ANN ARBOR, Mich. -- Around once a month, Joan Gasser will open up her email and fire off a short note to her son, and sometimes a clip of the video of the shot will accompany it.
"The Shot" -- as it's known in Wisconsin sophomore Josh Gasser's life -- is one Michigan fans won't likely forget, regardless of how much they'd like to.
Neither will Gasser, who returns to Michigan on Sunday with the Badgers for the first time since he banked in a 35-foot buzzer-beater to give the Badgers a 53-52 win over the Wolverines last season.
It was a critical moment and made him sort of a star in his home state and hometown of Port Washington, Wis., a Milwaukee suburb.
Celebrity came instantaneously. By the time he returned to Madison after making the shot, he had hundreds of Facebook messages with clips of the shot attached.
It followed over the summer as he'd see people whisper, point and stare when he was eating at restaurants or at the Summerfest festival in Milwaukee.
"I'm pretty humble and get a little embarrassed by stuff like that, so I try to act as normal as I can. A lot of times it is parents who will come up to me and ask if I could say hi to their kids and stuff," Gasser said. "But it happens to pretty much everyone on our team so it comes with the territory."
Almost 11 months after Gasser's heave beat Michigan, here's how players on both teams remember it.
Wisconsin trailed by two points, 52-50, after then-Michigan guard Darius Morris missed a free throw with 31 seconds left. The Wolverines had fouls to give, so they fouled the Badgers four times in 16 seconds to keep the Badgers from setting up a play. The final time Michigan fouled, with six seconds left, Wisconsin inbounded the ball.
It ended up in the hands of Wisconsin star guard Jordan Taylor on the left wing.
"I remember helping on Taylor and I thought that I got the steal," Michigan guard Stu Douglass said. "I hit the ball but didn't knock it out of his hand and he passed it to Gasser."
"I tried to retreat out of the double-team," Taylor said. "I threw it to Josh at the top of the key and I just remember he kind of shot it quicker than he used to."
"Douglass closed out really hard on me so I had to get a shot up quick and flicked it up there," Gasser said. "As it was in the air I thought it was going to bank in and luckily it did. It left my hand a little shaky. In a regular instance I would have shot-faked and let him fly by me and took the shot. But I had to get it up there and took the shot."
Douglass flew past him trying to block. Momentum slowed him on the right edge of the court and he turned left as he stopped running to see it go in.
He immediately fell to the floor.
"I was just in disbelief, complete shock," Douglass said. "It was one of the weirdest ways I've been a part of a game-ending shot."
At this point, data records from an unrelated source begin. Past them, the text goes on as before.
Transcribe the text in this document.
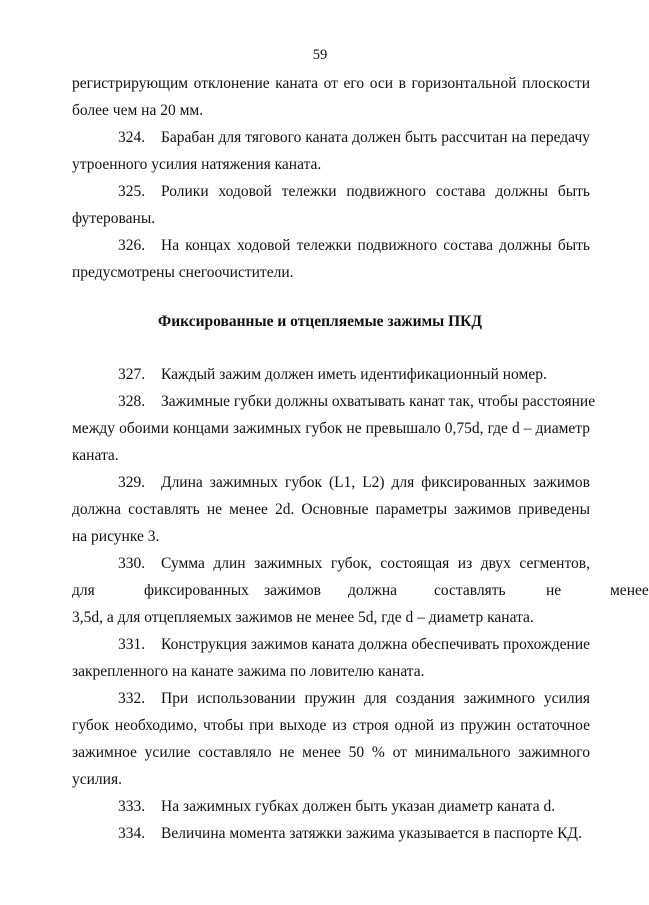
59
регистрирующим отклонение каната от его оси в горизонтальной плоскости
более чем на 20 мм.
324. Барабан для тягового каната должен быть рассчитан на передачу
утроенного усилия натяжения каната.
325. Ролики ходовой тележки подвижного состава должны быть
футерованы.
326. На концах ходовой тележки подвижного состава должны быть
предусмотрены снегоочистители.
Фиксированные и отцепляемые зажимы ПКД
327. Каждый зажим должен иметь идентификационный номер.
328. Зажимные губки должны охватывать канат так, чтобы расстояние
между обоими концами зажимных губок не превышало 0,75d, где d – диаметр
каната.
329. Длина зажимных губок (L1, L2) для фиксированных зажимов
должна составлять не менее 2d. Основные параметры зажимов приведены
на рисунке 3.
330. Сумма длин зажимных губок, состоящая из двух сегментов,
для	фиксированных зажимов должна составлять	не	менее
3,5d, а для отцепляемых зажимов не менее 5d, где d – диаметр каната.
331. Конструкция зажимов каната должна обеспечивать прохождение
закрепленного на канате зажима по ловителю каната.
332. При использовании пружин для создания зажимного усилия
губок необходимо, чтобы при выходе из строя одной из пружин остаточное
зажимное усилие составляло не менее 50 % от минимального зажимного
усилия.
333. На зажимных губках должен быть указан диаметр каната d.
334. Величина момента затяжки зажима указывается в паспорте КД.
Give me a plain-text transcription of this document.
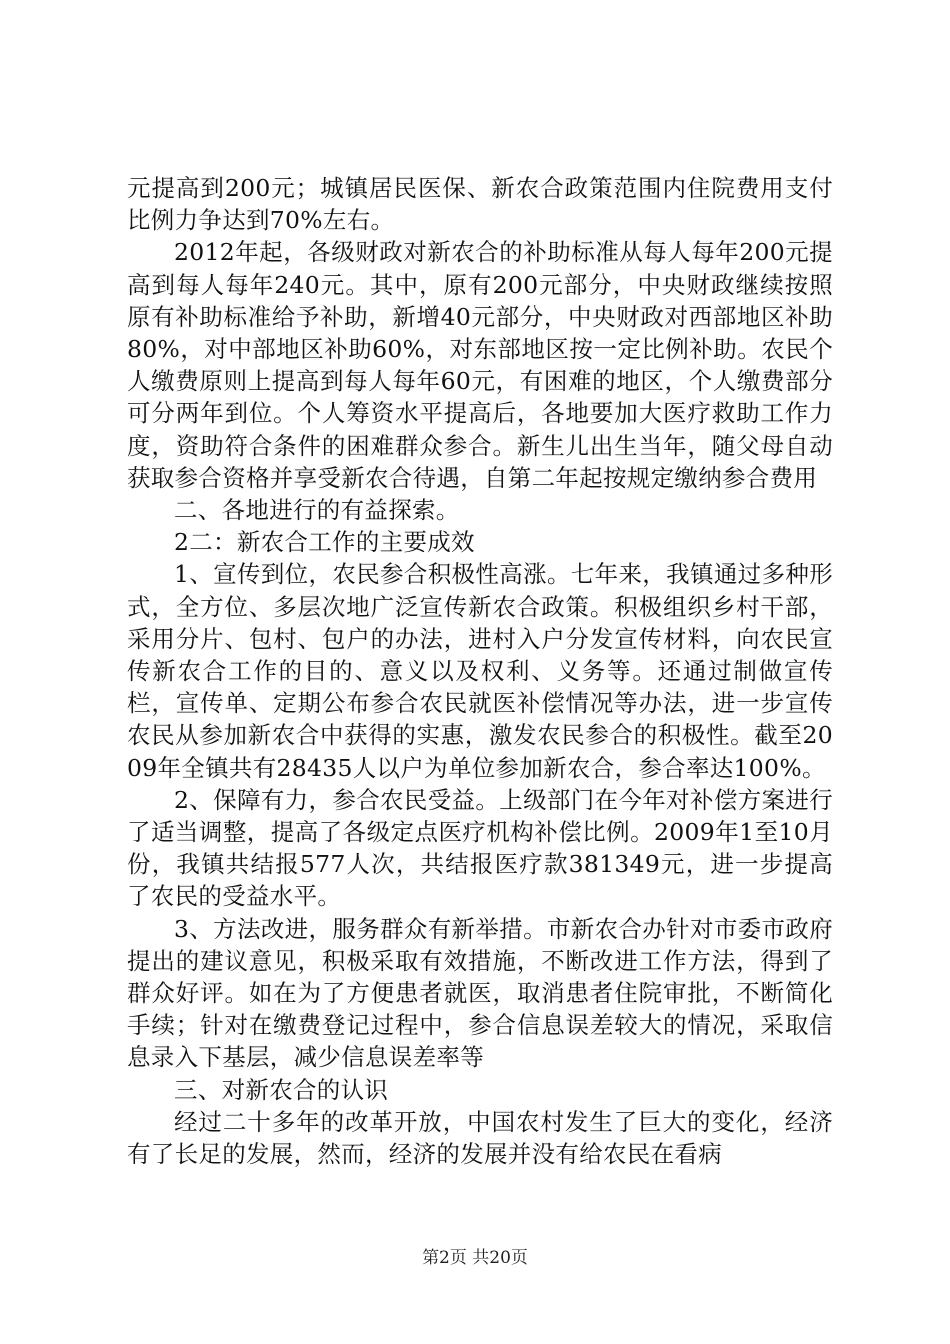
元提高到200元；城镇居民医保、新农合政策范围内住院费用支付比例力争达到70%左右。

2012年起，各级财政对新农合的补助标准从每人每年200元提高到每人每年240元。其中，原有200元部分，中央财政继续按照原有补助标准给予补助，新增40元部分，中央财政对西部地区补助80%，对中部地区补助60%，对东部地区按一定比例补助。农民个人缴费原则上提高到每人每年60元，有困难的地区，个人缴费部分可分两年到位。个人筹资水平提高后，各地要加大医疗救助工作力度，资助符合条件的困难群众参合。新生儿出生当年，随父母自动获取参合资格并享受新农合待遇，自第二年起按规定缴纳参合费用

二、各地进行的有益探索。

2二：新农合工作的主要成效

1、宣传到位，农民参合积极性高涨。七年来，我镇通过多种形式，全方位、多层次地广泛宣传新农合政策。积极组织乡村干部，采用分片、包村、包户的办法，进村入户分发宣传材料，向农民宣传新农合工作的目的、意义以及权利、义务等。还通过制做宣传栏，宣传单、定期公布参合农民就医补偿情况等办法，进一步宣传农民从参加新农合中获得的实惠，激发农民参合的积极性。截至2009年全镇共有28435人以户为单位参加新农合，参合率达100%。

2、保障有力，参合农民受益。上级部门在今年对补偿方案进行了适当调整，提高了各级定点医疗机构补偿比例。2009年1至10月份，我镇共结报577人次，共结报医疗款381349元，进一步提高了农民的受益水平。

3、方法改进，服务群众有新举措。市新农合办针对市委市政府提出的建议意见，积极采取有效措施，不断改进工作方法，得到了群众好评。如在为了方便患者就医，取消患者住院审批，不断简化手续；针对在缴费登记过程中，参合信息误差较大的情况，采取信息录入下基层，减少信息误差率等

三、对新农合的认识

经过二十多年的改革开放，中国农村发生了巨大的变化，经济有了长足的发展，然而，经济的发展并没有给农民在看病

第2页 共20页
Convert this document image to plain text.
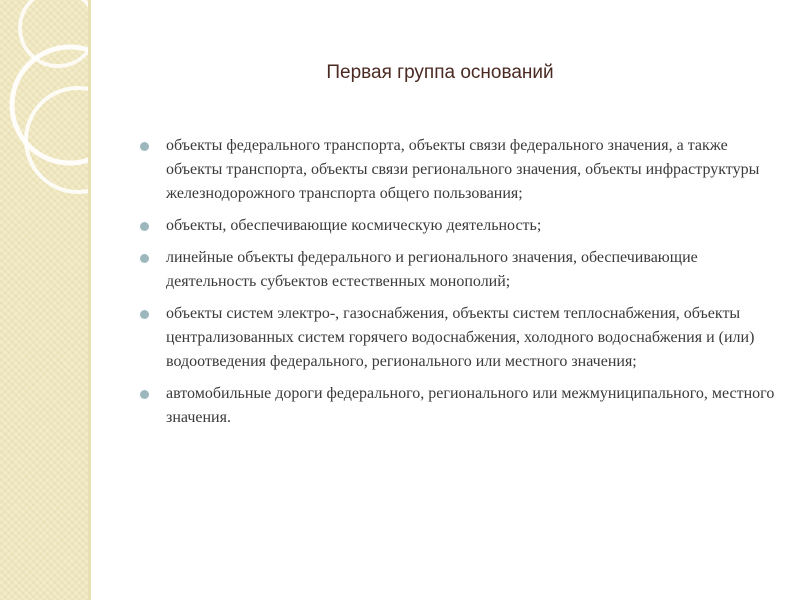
Первая группа оснований
объекты федерального транспорта, объекты связи федерального значения, а также объекты транспорта, объекты связи регионального значения, объекты инфраструктуры железнодорожного транспорта общего пользования;
объекты, обеспечивающие космическую деятельность;
линейные объекты федерального и регионального значения, обеспечивающие деятельность субъектов естественных монополий;
объекты систем электро-, газоснабжения, объекты систем теплоснабжения, объекты централизованных систем горячего водоснабжения, холодного водоснабжения и (или) водоотведения федерального, регионального или местного значения;
автомобильные дороги федерального, регионального или межмуниципального, местного значения.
Michigan's entire team was stunned. The Wolverines retreated to the locker room as Wisconsin celebrated and danced.
Taylor looked at Gasser after the banked-in 3-pointer, ran at him, carried him a few steps and then bodyslammed him to the Crisler Arena floor in excitement.
The rest of the Wisconsin team followed.
"Jordan is a strong kid, to say the least," Gasser said. "So to be hit by him to the ground, it's like a running back rushing into you, but it was worth it."
Michigan's locker room was silent, the quietest the Wolverines had been following a game all season. They had won six of eight games at that point to put themselves into contention for the NCAA tournament, and they thought, in that moment, like those dreams were barely hanging on.
"The last four or five games last year, it was like, 'Michigan, win this one and you'll get in.' Then we'd win that one and it was like, 'No, you have to win this one,'" Douglass said. "It kept going on and on and on. We thought that one would cement our place in the tournament.
"Luckily we bounced back and won games after that."
Michigan beat Minnesota and MIchigan State to end the regular season and ended up reaching the Round of 32 in the NCAA tournament.
As for Gasser, his fame grew, but he hasn't watched the shot recently. Joan wasn't even there for it -- Gasser said she watched at Tello's Grille and Cafe in Port Washington, a usual Wisconsin-game haunt for Gasser's family and friends when they aren't in attendance.
But on that night, Gasser said Tello's exploded in cheers. Their hometown boy had become a star.
"It is something that I'll look back in a few years when my career is over," Gasser said. "And be pretty proud of it."